Scientific classification
- Kingdom: Plantae
- Clade: Embryophytes
- Clade: Tracheophytes
- Clade: Spermatophytes
- Clade: Angiosperms
- Clade: Eudicots
- Order: Ranunculales
- Family: Papaveraceae
- Genus: Adlumia
- Species: A. fungosa
- Binomial name: Adlumia fungosa (Aiton) Greene ex Britton, Sterns & Poggenb.
- Synonyms: Adlumia cirrhosa; Fumaria fungosa;

= Adlumia fungosa =

- Genus: Adlumia
- Species: fungosa
- Authority: (Aiton) Greene ex Britton, Sterns & Poggenb.
- Conservation status: G4
- Synonyms: Adlumia cirrhosa, Fumaria fungosa

Species of flowering plant in the poppy family

Adlumia fungosa is a species in the Papaveraceae that is commonly known as the Allegheny vine, climbing fumitory, or mountain fringe. It is a herbaceous, creeping, flowering plant and is closely related to the Fumitory genus, Fumaria.

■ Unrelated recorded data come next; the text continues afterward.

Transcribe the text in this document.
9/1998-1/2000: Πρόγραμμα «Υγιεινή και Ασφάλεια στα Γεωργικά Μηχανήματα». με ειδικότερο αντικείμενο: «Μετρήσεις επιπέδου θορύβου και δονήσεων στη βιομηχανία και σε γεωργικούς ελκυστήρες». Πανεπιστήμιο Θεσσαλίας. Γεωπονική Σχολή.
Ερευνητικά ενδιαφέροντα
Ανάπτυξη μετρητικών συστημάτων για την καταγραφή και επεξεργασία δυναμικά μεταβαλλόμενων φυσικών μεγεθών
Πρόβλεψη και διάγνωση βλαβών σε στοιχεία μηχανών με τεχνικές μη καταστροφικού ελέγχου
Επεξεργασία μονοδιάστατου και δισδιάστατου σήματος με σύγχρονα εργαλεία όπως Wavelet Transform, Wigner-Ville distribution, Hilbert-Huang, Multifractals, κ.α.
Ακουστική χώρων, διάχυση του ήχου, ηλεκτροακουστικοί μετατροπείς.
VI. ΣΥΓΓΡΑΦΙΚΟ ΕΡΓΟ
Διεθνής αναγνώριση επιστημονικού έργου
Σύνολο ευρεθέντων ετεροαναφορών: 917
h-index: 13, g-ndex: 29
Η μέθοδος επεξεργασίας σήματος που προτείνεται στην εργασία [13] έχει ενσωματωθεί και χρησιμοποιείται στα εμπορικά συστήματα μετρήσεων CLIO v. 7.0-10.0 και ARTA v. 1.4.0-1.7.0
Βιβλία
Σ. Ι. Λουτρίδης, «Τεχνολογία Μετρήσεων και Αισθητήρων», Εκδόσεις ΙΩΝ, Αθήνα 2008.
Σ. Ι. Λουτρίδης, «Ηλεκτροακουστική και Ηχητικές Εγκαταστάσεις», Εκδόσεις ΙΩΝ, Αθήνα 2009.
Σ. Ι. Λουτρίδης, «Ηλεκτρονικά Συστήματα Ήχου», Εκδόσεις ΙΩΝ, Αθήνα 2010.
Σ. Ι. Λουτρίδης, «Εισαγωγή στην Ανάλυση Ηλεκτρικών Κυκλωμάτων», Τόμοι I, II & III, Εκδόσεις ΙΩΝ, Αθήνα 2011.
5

Adlumia fungosa is a biennial climbing plant with very slender stems. The leaves are several times pinnately divided, prehensile, and feathery in texture. The white or pinkish flowers grow in large clusters and appear in summer. The plant grows on wet and wooded slopes, and is native to North America, particularly the Allegheny Mountains area. It is a threatened or endangered species throughout its range in northeastern North America, where it has not been completely extirpated. This vine can grow up to 12 ft in length on wooded and rocky slopes.

The species name fungosa means 'spongy' in Latin.